Ark Invest and its leading exchange-traded fund, the Ark Innovation ETF (ARKK 1.08%), have gained significant attention in recent years. The investment management firm led by Cathy Wood and its various industry-specific funds likely influenced investors to more closely examine companies that are focused on innovation.

However, for all the publicity Wood has attracted, the Ark Innovation ETF has typically underperformed the Invesco QQQ Trust (QQQ 1.98%), a passively managed fund that tracks the tech-heavy Nasdaq-100 index. Due to that fact alone, the Ark Innovation ETF will have much to prove before investors should choose it over the Invesco fund.

The Ark Innovation ETF

At least 65% of the Ark Innovation ETF's assets are held in the stocks of companies with businesses built on what it terms "disruptive innovation." In particular, that description encompasses domestic and foreign companies making advancements in four areas:

  • The "genomic revolution," or work devoted to DNA technologies.
  • Robotics, automation, and energy storage.
  • The "next generation internet," which includes artificial intelligence (AI).
  • Fintech.

At the height of the 2021 bull market, the Ark Innovation ETF looked like the new Nasdaq, as it was dramatically outperforming the Nasdaq-100. However, the subsequent bear market in 2022 exposed the fund's shortcomings, and it experienced considerable underperformance. Over the last five years, Ark Innovation investors paid an annual expense ratio of 0.75% to watch their actively managed fund fall by 11%.
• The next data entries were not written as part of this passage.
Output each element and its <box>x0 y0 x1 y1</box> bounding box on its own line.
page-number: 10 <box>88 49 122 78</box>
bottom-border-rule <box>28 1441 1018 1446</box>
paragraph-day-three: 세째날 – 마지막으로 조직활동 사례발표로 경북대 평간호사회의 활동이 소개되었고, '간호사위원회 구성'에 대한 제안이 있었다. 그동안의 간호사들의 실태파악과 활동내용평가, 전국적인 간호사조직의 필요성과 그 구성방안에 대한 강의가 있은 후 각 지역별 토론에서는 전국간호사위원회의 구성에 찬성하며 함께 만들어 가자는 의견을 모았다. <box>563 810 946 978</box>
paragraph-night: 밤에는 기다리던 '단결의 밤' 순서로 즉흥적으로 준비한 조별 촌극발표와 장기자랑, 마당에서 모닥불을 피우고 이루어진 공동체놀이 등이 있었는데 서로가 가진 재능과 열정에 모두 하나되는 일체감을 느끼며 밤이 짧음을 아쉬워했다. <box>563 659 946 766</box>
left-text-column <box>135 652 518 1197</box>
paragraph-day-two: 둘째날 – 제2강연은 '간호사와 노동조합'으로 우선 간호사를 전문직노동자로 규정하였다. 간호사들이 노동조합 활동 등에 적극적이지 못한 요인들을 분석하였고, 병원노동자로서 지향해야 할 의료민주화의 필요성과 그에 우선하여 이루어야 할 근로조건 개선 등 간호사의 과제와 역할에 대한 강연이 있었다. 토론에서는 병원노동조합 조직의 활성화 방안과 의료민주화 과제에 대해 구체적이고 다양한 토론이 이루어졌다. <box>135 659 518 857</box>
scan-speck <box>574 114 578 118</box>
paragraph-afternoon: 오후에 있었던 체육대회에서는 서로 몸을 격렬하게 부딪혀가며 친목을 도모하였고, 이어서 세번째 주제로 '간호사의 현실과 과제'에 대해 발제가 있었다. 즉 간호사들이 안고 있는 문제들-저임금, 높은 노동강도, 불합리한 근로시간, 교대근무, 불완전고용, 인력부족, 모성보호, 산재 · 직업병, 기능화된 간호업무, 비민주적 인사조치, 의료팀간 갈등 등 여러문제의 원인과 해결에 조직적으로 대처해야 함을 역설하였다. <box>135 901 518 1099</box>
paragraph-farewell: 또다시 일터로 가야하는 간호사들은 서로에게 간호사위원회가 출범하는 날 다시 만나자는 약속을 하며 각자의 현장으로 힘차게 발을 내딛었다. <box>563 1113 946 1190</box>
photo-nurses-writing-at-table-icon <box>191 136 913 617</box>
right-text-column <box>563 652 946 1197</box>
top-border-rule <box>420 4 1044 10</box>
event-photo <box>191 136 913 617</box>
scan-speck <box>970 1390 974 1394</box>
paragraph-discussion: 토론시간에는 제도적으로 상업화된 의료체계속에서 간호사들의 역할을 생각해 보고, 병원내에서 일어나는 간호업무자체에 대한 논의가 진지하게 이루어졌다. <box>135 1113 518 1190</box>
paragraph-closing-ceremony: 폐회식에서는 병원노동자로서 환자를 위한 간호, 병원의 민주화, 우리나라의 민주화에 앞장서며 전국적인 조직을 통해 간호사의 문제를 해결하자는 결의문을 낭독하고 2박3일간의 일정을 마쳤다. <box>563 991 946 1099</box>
Moreover, the fund largely failed to profit from 2023's bull market in AI stocks. Over the past 12 months, the Invesco QQQ, which has an annual expense ratio of just 0.2%, rose by 30%. The Ark Innovation ETF returned around 8%. Outside of two brief periods during the past year, Ark Innovation lagged.

ARKK Chart

ARKK data by YCharts.

Ark's Innovation successes

The Ark Innovations fund's No. 1 holding, at nearly 10% of assets, is Tesla. Admittedly, Wood's initial forecast for that company proved correct. In 2018, Ark Invest predicted that Tesla would reach $267 per share at a time when the stock was trading at less than 10% of that value. While it has since pulled back below that level, Tesla had risen to that price by 2021.

Now, Ark Invest forecasts that Tesla will reach $2,000 per share by 2027, a prediction based on the expectation that it will deliver major advancements in self-driving technology in the interim. Only time will tell whether Tesla will reach that level, but Ark's previous correct call does give its current view some added credibility.

Other successes for Ark include Bitcoin, which it first bought at $250. While the cryptocurrency has not reached the $1 million per coin level predicted by Ark Invest, Bitcoin's recent price of around $66,000 has provided the fund with massive returns.

Where Ark Innovation has fallen short

Nonetheless, other aggressive calls have thus far fallen short. Ark Invest predicted Roku would reach $605 per share in 2026. While conditions could change, Roku's current share price is less than 10% of that.

That challenge is even more significant with Zoom Video Communications. Ark Invest predicted that Zoom will reach $1,500 per share by 2026 as a base case. However, from its current price of about $60 per share, reaching that level would require a 25-fold gain. Even Ark's $700 per share bear case for Zoom looks extremely ambitious, given that it's currently trading at less than 10% of that.

Furthermore, Ark Invest has missed with stocks like Teladoc Health, a one-time major holding that is now Ark Invest's 16th-largest position. The fund's Teladoc position has changed little, even as Teladoc fell from more than $300 per share at the height of the pandemic to about $13 per share as of the time of this writing.

Hence, while Ark Invest's correct calls have bolstered the reputation of the fund, its missed calls (at least so far) have proven costly.

Should investors buy the Ark Innovation ETF?

Although Ark Invest could make a comeback, most investors would likely be better off putting their tech-sector money into the Invesco QQQ trust. True, Ark Invest's team made some aggressive calls that proved correct. And some of the picks that can currently be viewed as "missed calls" could turn out to be issues of timing. Investors should not write off the possibility that many Wood investments now languishing could eventually produce impressive comebacks.

Nonetheless, the Ark Innovation ETF has typically underperformed the Invesco QQQ and charged higher fees for those weaker returns. Until the Ark fund's returns prove otherwise, it is hard to argue against the idea that investors looking for tech-sector exposure should choose the Invesco QQQ Trust instead.